In June, the Indian government set out a $6.6 billion plan to woo the world’s top smartphone manufacturers, offering financial incentives and ready-to-use manufacturing clusters. Pegatron is now setting up a local subsidiary and joining fellow Taiwanese electronics assemblers Foxconn Technology Group and Wistron Corp., who have already been making some iPhone handsets in southern India.
With a number of factories in China, Pegatron is the second-largest iPhone assembler and depends on Apple for more than half of its business. Like its peers, it will set up in the south of India, according to a person familiar with its plans who asked not to be named.
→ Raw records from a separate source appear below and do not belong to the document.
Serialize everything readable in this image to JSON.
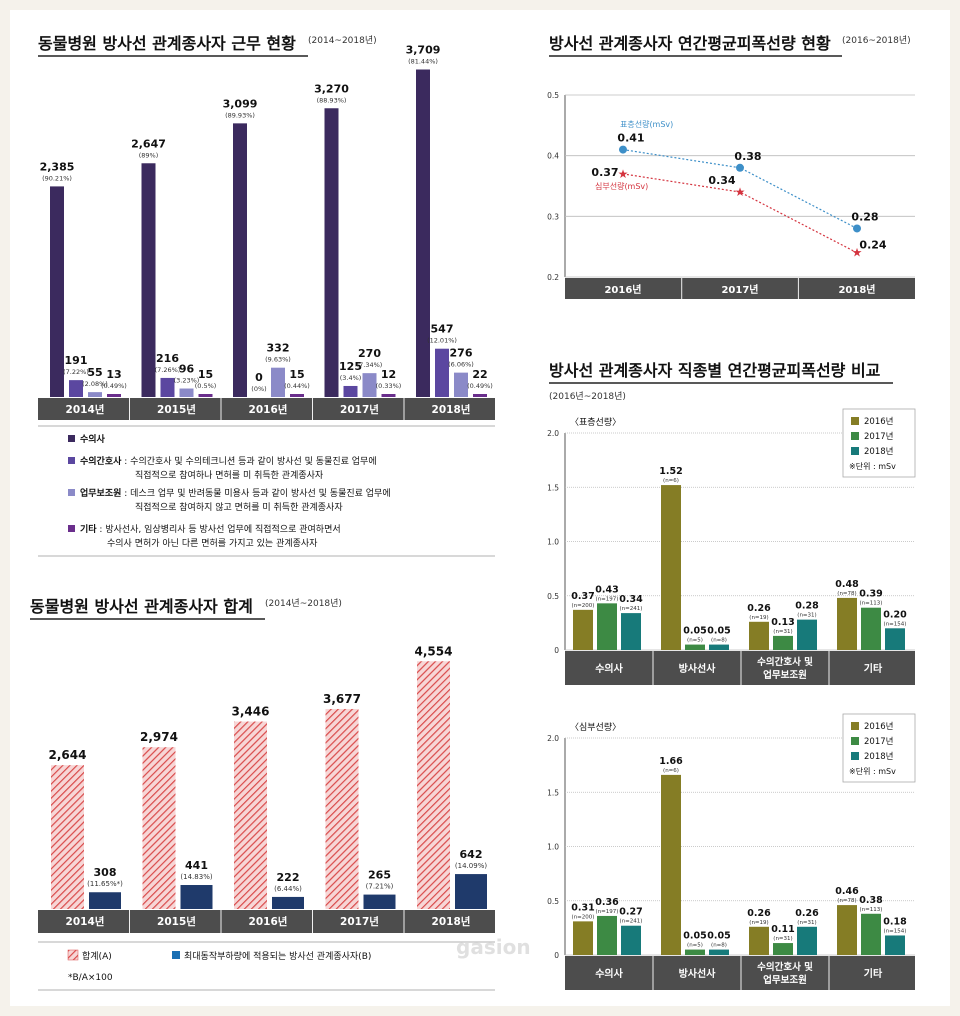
{
  "palette": {
    "vet": "#3b2a5e",
    "nurse": "#5b47a0",
    "assistant": "#8b8ac8",
    "other": "#6a2e8c",
    "total": "#d94a4a",
    "maxload": "#1f3a6b",
    "std16": "#857d25",
    "std17": "#3d8a44",
    "std18": "#177a7a",
    "axisbar": "#4d4d4d",
    "surf": "#3d8fc8",
    "deep": "#d4343f"
  },
  "chart1": {
    "title": "동물병원 방사선 관계종사자 근무 현황",
    "subtitle": "(2014~2018년)",
    "legend": [
      {
        "key": "vet",
        "label": "수의사",
        "desc1": "",
        "desc2": ""
      },
      {
        "key": "nurse",
        "label": "수의간호사",
        "desc1": " : 수의간호사 및 수의테크니션 등과 같이 방사선 및 동물진료 업무에",
        "desc2": "직접적으로 참여하나 면허를 미 취득한 관계종사자"
      },
      {
        "key": "assistant",
        "label": "업무보조원",
        "desc1": " : 데스크 업무 및 반려동물 미용사 등과 같이 방사선 및 동물진료 업무에",
        "desc2": "직접적으로 참여하지 않고 면허를 미 취득한 관계종사자"
      },
      {
        "key": "other",
        "label": "기타",
        "desc1": " : 방사선사, 임상병리사 등 방사선 업무에 직접적으로 관여하면서",
        "desc2": "수의사 면허가 아닌 다른 면허를 가지고 있는 관계종사자"
      }
    ]
  },
  "chart2": {
    "title": "동물병원 방사선 관계종사자 합계",
    "subtitle": "(2014년~2018년)",
    "legend_total": "합계(A)",
    "legend_max": "최대동작부하량에 적용되는 방사선 관계종사자(B)",
    "note": "*B/A×100"
  },
  "chart3": {
    "title": "방사선 관계종사자 연간평균피폭선량 현황",
    "subtitle": "(2016~2018년)",
    "label_surface": "표층선량(mSv)",
    "label_deep": "심부선량(mSv)"
  },
  "chart4": {
    "title": "방사선 관계종사자 직종별 연간평균피폭선량 비교",
    "subtitle": "(2016년~2018년)",
    "panel_std": "〈표층선량〉",
    "panel_deep": "〈심부선량〉",
    "unit": "※단위 : mSv",
    "years": [
      "2016년",
      "2017년",
      "2018년"
    ]
  },
  "watermark": "gasion",
  "chart_data": [
    {
      "type": "bar",
      "title": "동물병원 방사선 관계종사자 근무 현황",
      "categories": [
        "2014년",
        "2015년",
        "2016년",
        "2017년",
        "2018년"
      ],
      "series": [
        {
          "name": "수의사",
          "values": [
            2385,
            2647,
            3099,
            3270,
            3709
          ],
          "labels": [
            "2,385",
            "2,647",
            "3,099",
            "3,270",
            "3,709"
          ],
          "pct": [
            "(90.21%)",
            "(89%)",
            "(89.93%)",
            "(88.93%)",
            "(81.44%)"
          ]
        },
        {
          "name": "수의간호사",
          "values": [
            191,
            216,
            0,
            125,
            547
          ],
          "labels": [
            "191",
            "216",
            "0",
            "125",
            "547"
          ],
          "pct": [
            "(7.22%)",
            "(7.26%)",
            "(0%)",
            "(3.4%)",
            "(12.01%)"
          ]
        },
        {
          "name": "업무보조원",
          "values": [
            55,
            96,
            332,
            270,
            276
          ],
          "labels": [
            "55",
            "96",
            "332",
            "270",
            "276"
          ],
          "pct": [
            "(2.08%)",
            "(3.23%)",
            "(9.63%)",
            "(7.34%)",
            "(6.06%)"
          ]
        },
        {
          "name": "기타",
          "values": [
            13,
            15,
            15,
            12,
            22
          ],
          "labels": [
            "13",
            "15",
            "15",
            "12",
            "22"
          ],
          "pct": [
            "(0.49%)",
            "(0.5%)",
            "(0.44%)",
            "(0.33%)",
            "(0.49%)"
          ]
        }
      ]
    },
    {
      "type": "bar",
      "title": "동물병원 방사선 관계종사자 합계",
      "categories": [
        "2014년",
        "2015년",
        "2016년",
        "2017년",
        "2018년"
      ],
      "series": [
        {
          "name": "합계(A)",
          "values": [
            2644,
            2974,
            3446,
            3677,
            4554
          ],
          "labels": [
            "2,644",
            "2,974",
            "3,446",
            "3,677",
            "4,554"
          ]
        },
        {
          "name": "최대동작부하량에 적용되는 방사선 관계종사자(B)",
          "values": [
            308,
            441,
            222,
            265,
            642
          ],
          "labels": [
            "308",
            "441",
            "222",
            "265",
            "642"
          ],
          "pct": [
            "(11.65%*)",
            "(14.83%)",
            "(6.44%)",
            "(7.21%)",
            "(14.09%)"
          ]
        }
      ]
    },
    {
      "type": "line",
      "title": "방사선 관계종사자 연간평균피폭선량 현황",
      "x": [
        "2016년",
        "2017년",
        "2018년"
      ],
      "ylim": [
        0.2,
        0.5
      ],
      "yticks": [
        "0.2",
        "0.3",
        "0.4",
        "0.5"
      ],
      "series": [
        {
          "name": "표층선량(mSv)",
          "values": [
            0.41,
            0.38,
            0.28
          ],
          "labels": [
            "0.41",
            "0.38",
            "0.28"
          ]
        },
        {
          "name": "심부선량(mSv)",
          "values": [
            0.37,
            0.34,
            0.24
          ],
          "labels": [
            "0.37",
            "0.34",
            "0.24"
          ]
        }
      ]
    },
    {
      "type": "bar",
      "title": "〈표층선량〉",
      "categories": [
        "수의사",
        "방사선사",
        "수의간호사 및|업무보조원",
        "기타"
      ],
      "ylim": [
        0,
        2.0
      ],
      "yticks": [
        "0",
        "0.5",
        "1.0",
        "1.5",
        "2.0"
      ],
      "series": [
        {
          "name": "2016년",
          "values": [
            0.37,
            1.52,
            0.26,
            0.48
          ],
          "labels": [
            "0.37",
            "1.52",
            "0.26",
            "0.48"
          ],
          "n": [
            "(n=200)",
            "(n=6)",
            "(n=19)",
            "(n=78)"
          ]
        },
        {
          "name": "2017년",
          "values": [
            0.43,
            0.05,
            0.13,
            0.39
          ],
          "labels": [
            "0.43",
            "0.05",
            "0.13",
            "0.39"
          ],
          "n": [
            "(n=197)",
            "(n=5)",
            "(n=31)",
            "(n=113)"
          ]
        },
        {
          "name": "2018년",
          "values": [
            0.34,
            0.05,
            0.28,
            0.2
          ],
          "labels": [
            "0.34",
            "0.05",
            "0.28",
            "0.20"
          ],
          "n": [
            "(n=241)",
            "(n=8)",
            "(n=31)",
            "(n=154)"
          ]
        }
      ]
    },
    {
      "type": "bar",
      "title": "〈심부선량〉",
      "categories": [
        "수의사",
        "방사선사",
        "수의간호사 및|업무보조원",
        "기타"
      ],
      "ylim": [
        0,
        2.0
      ],
      "yticks": [
        "0",
        "0.5",
        "1.0",
        "1.5",
        "2.0"
      ],
      "series": [
        {
          "name": "2016년",
          "values": [
            0.31,
            1.66,
            0.26,
            0.46
          ],
          "labels": [
            "0.31",
            "1.66",
            "0.26",
            "0.46"
          ],
          "n": [
            "(n=200)",
            "(n=6)",
            "(n=19)",
            "(n=78)"
          ]
        },
        {
          "name": "2017년",
          "values": [
            0.36,
            0.05,
            0.11,
            0.38
          ],
          "labels": [
            "0.36",
            "0.05",
            "0.11",
            "0.38"
          ],
          "n": [
            "(n=197)",
            "(n=5)",
            "(n=31)",
            "(n=113)"
          ]
        },
        {
          "name": "2018년",
          "values": [
            0.27,
            0.05,
            0.26,
            0.18
          ],
          "labels": [
            "0.27",
            "0.05",
            "0.26",
            "0.18"
          ],
          "n": [
            "(n=241)",
            "(n=8)",
            "(n=31)",
            "(n=154)"
          ]
        }
      ]
    }
  ]
}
Foxconn, also known as Hon Hai, and Wistron are looking to expand their operations in the country, and Pegatron’s entry can be seen as a defensive move to protect its share of budget iPhone manufacturing, according to Matthew Kanterman of Bloomberg Intelligence.
India has seen a surge of inward investment in recent weeks, with Google, Facebook Inc. and others pouring close to $20 billion into Jio Platforms Ltd., billionaire Mukesh Ambani’s mobile internet venture. Google has committed to spending $10 billion over the next five to seven years to hasten India’s digital transition and Amazon.com Inc. has said it intends to export $10 billion of made-in-India goods by 2025.